Swarajya StaffAug 10, 2020, 08:35 PM | Updated 08:35 PM IST
The swearing-in ceremony in Rajasthan (@INCIndia/Twitter)

The swearing-in ceremony in Rajasthan (@INCIndia/Twitter)


In its first major decisions, the newly elected Congress government in Rajasthan government abolished the criterion of a minimum educational qualification to contest local body elections introduced by the previous Vasundhara Raje-led BJP government, PTI has reported.

Vasundhara Raje-led BJP government in Rajasthan was the first state in the country to set a minimum educational qualification to challenge the polls to the Panchayati Raj institutions in 2015. Through amendments to Section 19 of the Rajasthan Panchayat Raj Act of 1994 also compelled the candidates to have a toilet in their residences. Candidates were required to have passed Class X for contesting municipal elections, Class VIII for contesting panchayat polls for the post of a sarpanch, and Class X for contesting zila parishad or panchayat samiti elections.
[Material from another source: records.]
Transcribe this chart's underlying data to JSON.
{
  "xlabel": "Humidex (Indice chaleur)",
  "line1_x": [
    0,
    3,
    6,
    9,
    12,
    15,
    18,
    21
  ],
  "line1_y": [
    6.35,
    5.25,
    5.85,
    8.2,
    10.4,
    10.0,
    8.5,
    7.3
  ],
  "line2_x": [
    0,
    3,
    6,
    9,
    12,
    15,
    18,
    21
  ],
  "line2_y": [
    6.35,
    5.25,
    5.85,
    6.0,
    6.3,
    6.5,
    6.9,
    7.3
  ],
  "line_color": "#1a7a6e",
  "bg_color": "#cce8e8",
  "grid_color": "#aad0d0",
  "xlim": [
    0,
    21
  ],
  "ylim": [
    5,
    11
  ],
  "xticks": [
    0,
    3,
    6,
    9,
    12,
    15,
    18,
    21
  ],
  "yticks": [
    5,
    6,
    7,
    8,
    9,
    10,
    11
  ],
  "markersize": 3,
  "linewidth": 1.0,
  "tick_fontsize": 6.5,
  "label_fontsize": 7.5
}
Addressing the media after the first meeting of the new cabinet of Chief Minister Ashok Gehlot , the state Health Minister Raghu Sharma siad that “The cabinet abolished the minimum educational qualification needed for contesting civic polls and the decision was taken considering the constitutional right of every individual to take part in the democratic process,” said

In the run up to the just concluded state assemblye elections, the Congress in its Rajasthan poll manifesto had promised to do away with the condition of minimum educational qualification for contesting local body elections in the state. The party's promised to remove the minimum educational qualification condition was for both urban and rural bodies.

When the rule was stipulated by the Vasundhara Raje-led BJP government, many activists(most of them linked to Congress and Communist party) claimed that the move was deeply discriminatory given that literacy level is only 61 per cent in among Rajasthan’s rural population and there are only 45 per cent literate women in rural Rajasthan (Census 2011). They also claimed that only 18 per cent of rural Rajasthan’s population had studied beyond grade 5 and only 5 per cent of rural women have education above grade 5. However Raje government stood firm and implement its decision to stipulate mininum education qualification.

Later, the BJP government in Haryana too followed suit and implemented a minimum education criterion for contesting elections in rural and urabn local bodies.

Interestingly the Supreme Court of India has upheld the principle of stipulating minimum criterion for fighting elections. The Court’s interpretation is based on the fact that uneducated or illiterate people getting elected to the local bodies can easily be misled by officials if they don’t know to write and read. In such cases, administrative actions that they are going can pose many challenges. The Court has further observed that it is only the education which can give people the power to differentiate between right and wrong, and good and bad.